Los días se van tachando en el calendario, las canciones no aparecen de la nada y se empiezan a caer los planes. El disco sigue adelante; el programa de televisión no. Quizás un concierto al aire libre.

A John y Yoko no les gusta madrugar, algunos días llegan para el almuerzo. Quien siempre llega el primero, fresco como un pimpollo, es Ringo, un profesional. Y Paul, el boss.

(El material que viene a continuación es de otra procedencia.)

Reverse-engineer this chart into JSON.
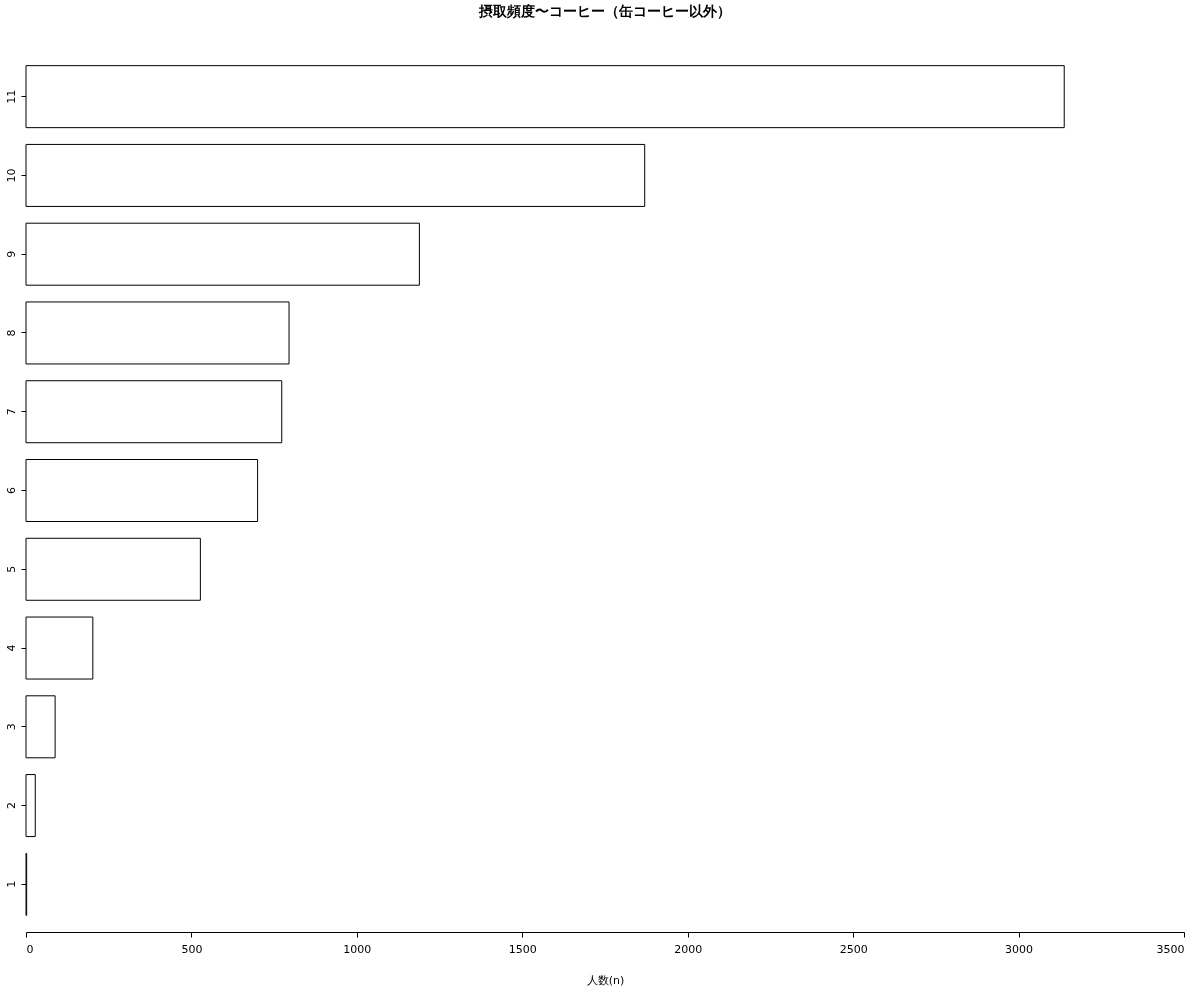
{
  "chart_data": {
    "type": "bar",
    "orientation": "horizontal",
    "title": "摂取頻度〜コーヒー（缶コーヒー以外）",
    "xlabel": "人数(n)",
    "categories": [
      "11",
      "10",
      "9",
      "8",
      "7",
      "6",
      "5",
      "4",
      "3",
      "2",
      "1"
    ],
    "values": [
      3138,
      1870,
      1189,
      795,
      773,
      700,
      527,
      202,
      88,
      28,
      2
    ],
    "color": "#ffffff",
    "xlim": [
      0,
      3500
    ],
    "xticks": [
      0,
      500,
      1000,
      1500,
      2000,
      2500,
      3000,
      3500
    ],
    "grid": false
  }
}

Ensayan una y otra vez Get Back y I’ve got a feeling. En un momento dado se dan cuenta de que necesitarían un pianista y piensan en Nicky Hopkins, que ha tocado con los Stones y que en un futuro colaborará con John Lennon en Imagine y Jealous guy. Pero la casualidad hace que Billy Preston, con quien habían coincidido en Hamburgo cuando giraba con Little Richard, de paso en Londres, se presenta de visita. Lo cazan al vuelo. Para entonces han cambiado la nave industrial en la que habían estado trabajando por el estudio de Apple. Billy y su eterna sonrisa se suman al último disco de los Beatles, que saldrá de las grabaciones registradas estos días.

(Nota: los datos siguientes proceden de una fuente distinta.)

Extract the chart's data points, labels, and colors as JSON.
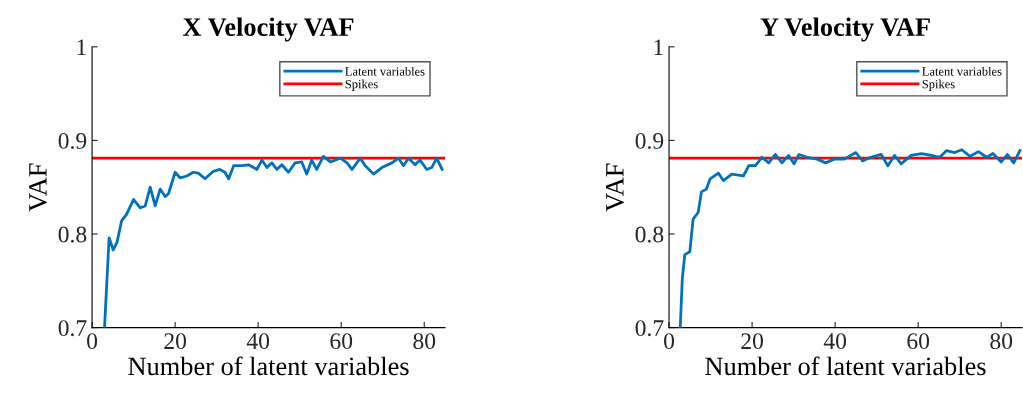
{
  "chart_data": [
    {
      "type": "line",
      "title": "X Velocity VAF",
      "xlabel": "Number of latent variables",
      "ylabel": "VAF",
      "xlim": [
        0,
        85
      ],
      "ylim": [
        0.7,
        1
      ],
      "xticks": [
        0,
        20,
        40,
        60,
        80
      ],
      "yticks": [
        0.7,
        0.8,
        0.9,
        1
      ],
      "grid": false,
      "legend": "top right",
      "series": [
        {
          "name": "Latent variables",
          "color": "#0072bd",
          "x": [
            3,
            4.1,
            5.1,
            6,
            7.1,
            8.3,
            10,
            11.6,
            12.8,
            14,
            15.2,
            16.4,
            17.6,
            18.4,
            20,
            21.2,
            22.8,
            24.4,
            25.6,
            27.2,
            29.2,
            30.8,
            32,
            32.9,
            34.1,
            36.1,
            37.7,
            39.7,
            40.9,
            42.1,
            43.3,
            44.5,
            45.7,
            47.3,
            48.9,
            50.5,
            51.7,
            52.9,
            54.1,
            55.7,
            57.4,
            59.8,
            61.4,
            62.6,
            64.6,
            65.8,
            67.8,
            69.8,
            72.2,
            73.8,
            75,
            76.2,
            77.8,
            79,
            80.6,
            81.8,
            83,
            84.3
          ],
          "values": [
            0.7,
            0.796,
            0.783,
            0.791,
            0.814,
            0.821,
            0.837,
            0.828,
            0.83,
            0.85,
            0.83,
            0.848,
            0.84,
            0.843,
            0.866,
            0.86,
            0.862,
            0.866,
            0.865,
            0.859,
            0.867,
            0.869,
            0.866,
            0.859,
            0.873,
            0.873,
            0.874,
            0.869,
            0.879,
            0.871,
            0.876,
            0.869,
            0.874,
            0.866,
            0.876,
            0.877,
            0.864,
            0.879,
            0.869,
            0.883,
            0.877,
            0.881,
            0.876,
            0.869,
            0.881,
            0.873,
            0.864,
            0.871,
            0.876,
            0.881,
            0.873,
            0.881,
            0.874,
            0.879,
            0.869,
            0.871,
            0.881,
            0.869
          ]
        }
      ],
      "ref_lines": [
        {
          "axis": "y",
          "value": 0.881,
          "label": "Spikes",
          "color": "#ff0000"
        }
      ]
    },
    {
      "type": "line",
      "title": "Y Velocity VAF",
      "xlabel": "Number of latent variables",
      "ylabel": "VAF",
      "xlim": [
        0,
        85
      ],
      "ylim": [
        0.7,
        1
      ],
      "xticks": [
        0,
        20,
        40,
        60,
        80
      ],
      "yticks": [
        0.7,
        0.8,
        0.9,
        1
      ],
      "grid": false,
      "legend": "top right",
      "series": [
        {
          "name": "Latent variables",
          "color": "#0072bd",
          "x": [
            2.7,
            3.2,
            3.8,
            5,
            5.8,
            7,
            7.8,
            9,
            9.9,
            11.9,
            13.1,
            15.1,
            17.9,
            19.2,
            20.8,
            22.4,
            24,
            25.6,
            27.2,
            28.8,
            30.1,
            31.3,
            33.3,
            35.7,
            37.7,
            39.8,
            42.2,
            45,
            46.6,
            48.6,
            51.1,
            52.7,
            54.3,
            55.9,
            58.3,
            60.8,
            63.2,
            65.2,
            66.8,
            68.8,
            70.5,
            72.5,
            74.5,
            76.5,
            78,
            80,
            81.5,
            83,
            84.5
          ],
          "values": [
            0.7,
            0.753,
            0.778,
            0.781,
            0.816,
            0.823,
            0.845,
            0.848,
            0.859,
            0.865,
            0.857,
            0.864,
            0.862,
            0.873,
            0.873,
            0.882,
            0.876,
            0.885,
            0.876,
            0.884,
            0.875,
            0.885,
            0.882,
            0.88,
            0.876,
            0.88,
            0.88,
            0.887,
            0.878,
            0.882,
            0.885,
            0.873,
            0.884,
            0.875,
            0.884,
            0.886,
            0.884,
            0.882,
            0.889,
            0.887,
            0.89,
            0.883,
            0.888,
            0.882,
            0.886,
            0.877,
            0.885,
            0.876,
            0.889
          ]
        }
      ],
      "ref_lines": [
        {
          "axis": "y",
          "value": 0.881,
          "label": "Spikes",
          "color": "#ff0000"
        }
      ]
    }
  ]
}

Por el estudio pulula una multitud de gente: productores, ingenieros de sonido, novias, managers, Billy Preston, George Martin, Glyn Johns, Alan Parsons, Mike, hermano de Paul, los Hare Krisna le mandan flores a George, solo falta el Maharishi con una pandereta. Yoko se ha animado a aullar (o maullar) y hay una chiquilla muy despierta que se ha quedado con la copla; es Heather, hija de Linda Eastman que más tarde pasó a ser Linda McCarthy. En un momento de distensión la pequeña Heather coge un micro y muy resuelta dice: voy a imitar a Yoko, lanzando un chillido penetrante y sostenido. Tuvo que ser una niña quien se atreviera.

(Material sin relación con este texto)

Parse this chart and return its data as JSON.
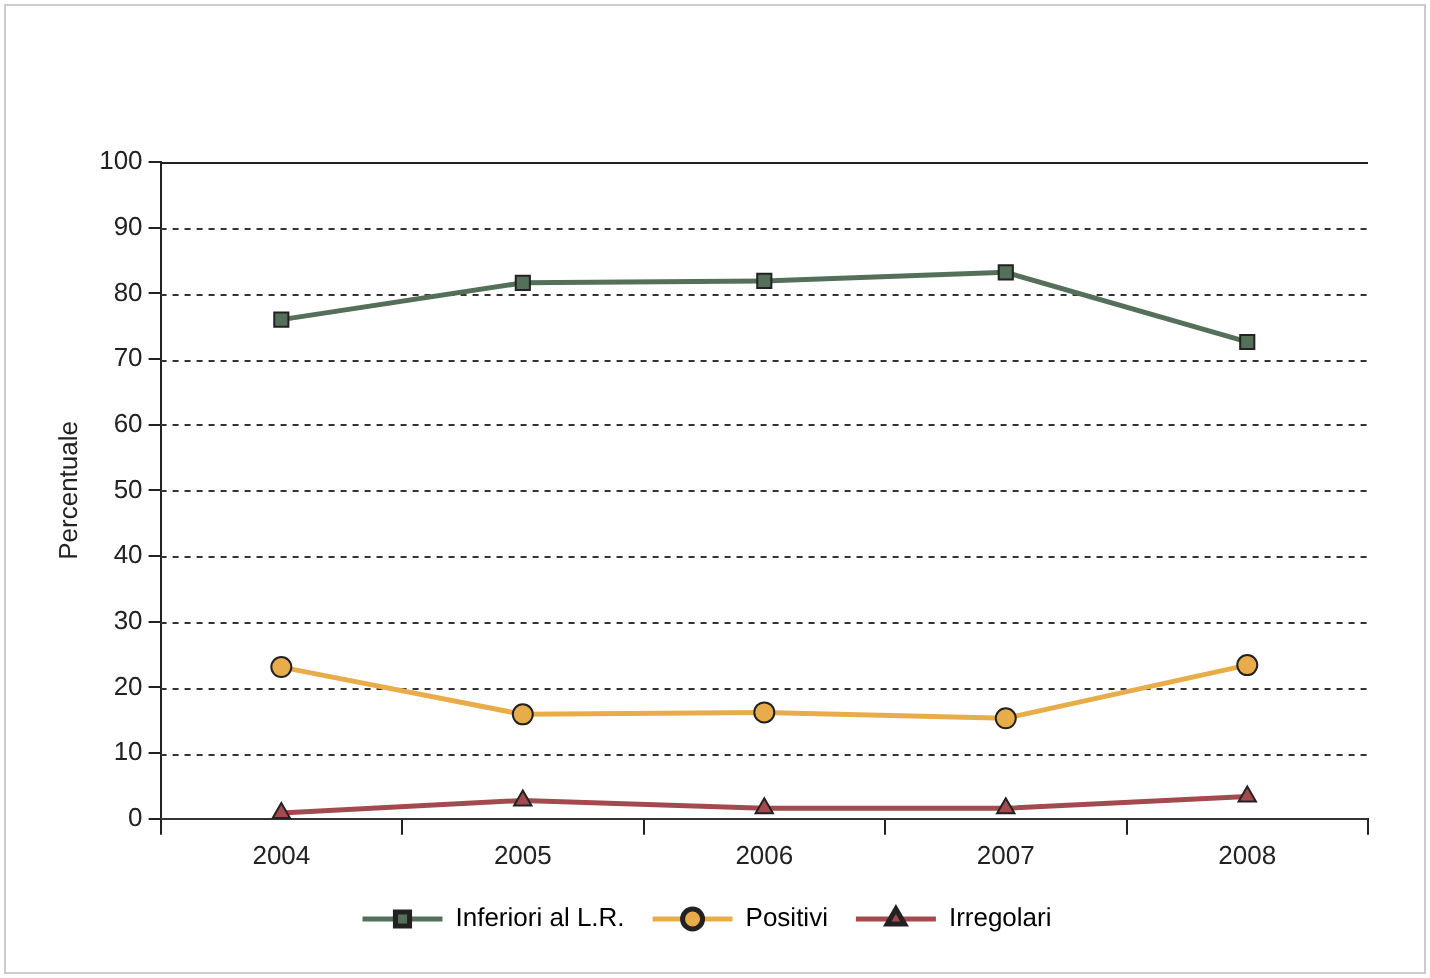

Descartadas todas las opciones, deciden terminar la aventura en la azotea del edificio de Apple. Será el último concierto de los Beatles. No volverán a juntarse nunca más. Sin pedir permisos, sabiendo que no se lo darán, optan por la insumisión, una última gamberrada y si hay que pagar una multa por desordenes públicos se paga.

El treinta de enero de mil novecientos sesenta y nueve, a mediodía, los Beatles y Billy Preston, al que el montaje final del documental esconde, arrancan con Get Back. De los edificios contiguos sube gente a las terrazas a ver que está pasando. Por la calle la gente se detiene a escuchar. No falta la llamada a Scotland Yard de algun vecino escandalizado. Y la policía se presenta a mandar parar la fiesta. Da tiempo a tocar Don´t let me down, I’ve got a feeling, Dig a pony y One after 909.

Acabó una historia y empezó otra, trágica para alguno de ellos.